With God’s help, you could.
That was what Sister Clare would say. But in my heart, I knew I wasn’t going to ask for that kind of help. Like a starfish that loses one of its arms, part of myself had been amputated when I left the order. What had grown in its place might look the same—but it was entirely new. And the new part of me didn’t want the longing to stop.
Chapter 17
I felt more alone in the days that followed than at any time since my arrival in Cornwall. I didn’t feel able to talk to Merle about the plan to send me into France as a courier. I knew that she would have been told, but discussing it with her would only have intensified my trepidation. And I couldn’t confide any of what Jack had told me about Ned.

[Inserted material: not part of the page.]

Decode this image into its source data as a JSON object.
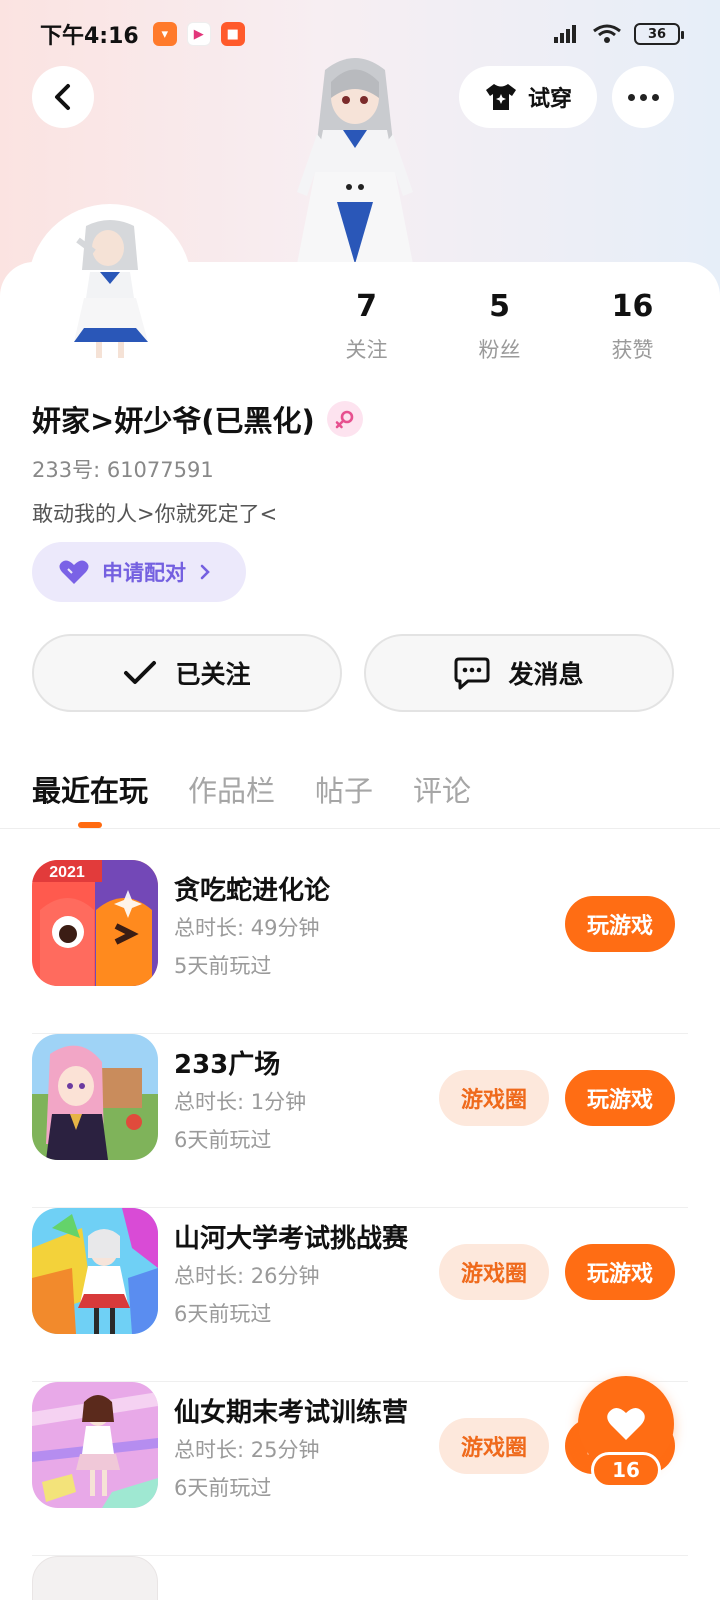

It was so hard, seeing the little lad trailing after the other children—sometimes happy in his make-believe world of gas-mask monsters and mice-chasing owls, but often close to tears because of some spiteful taunt from Louis. Merle simply didn’t have the time to give him the attention he craved.
I took him off to play a couple of times after school and made us picnics to eat on our own on the beach, or in his den, the old summerhouse. But I was careful not to do it too often. I didn’t want Jack to know that I was giving Ned special treatment, that I was trying to compensate for what he wasn’t doing.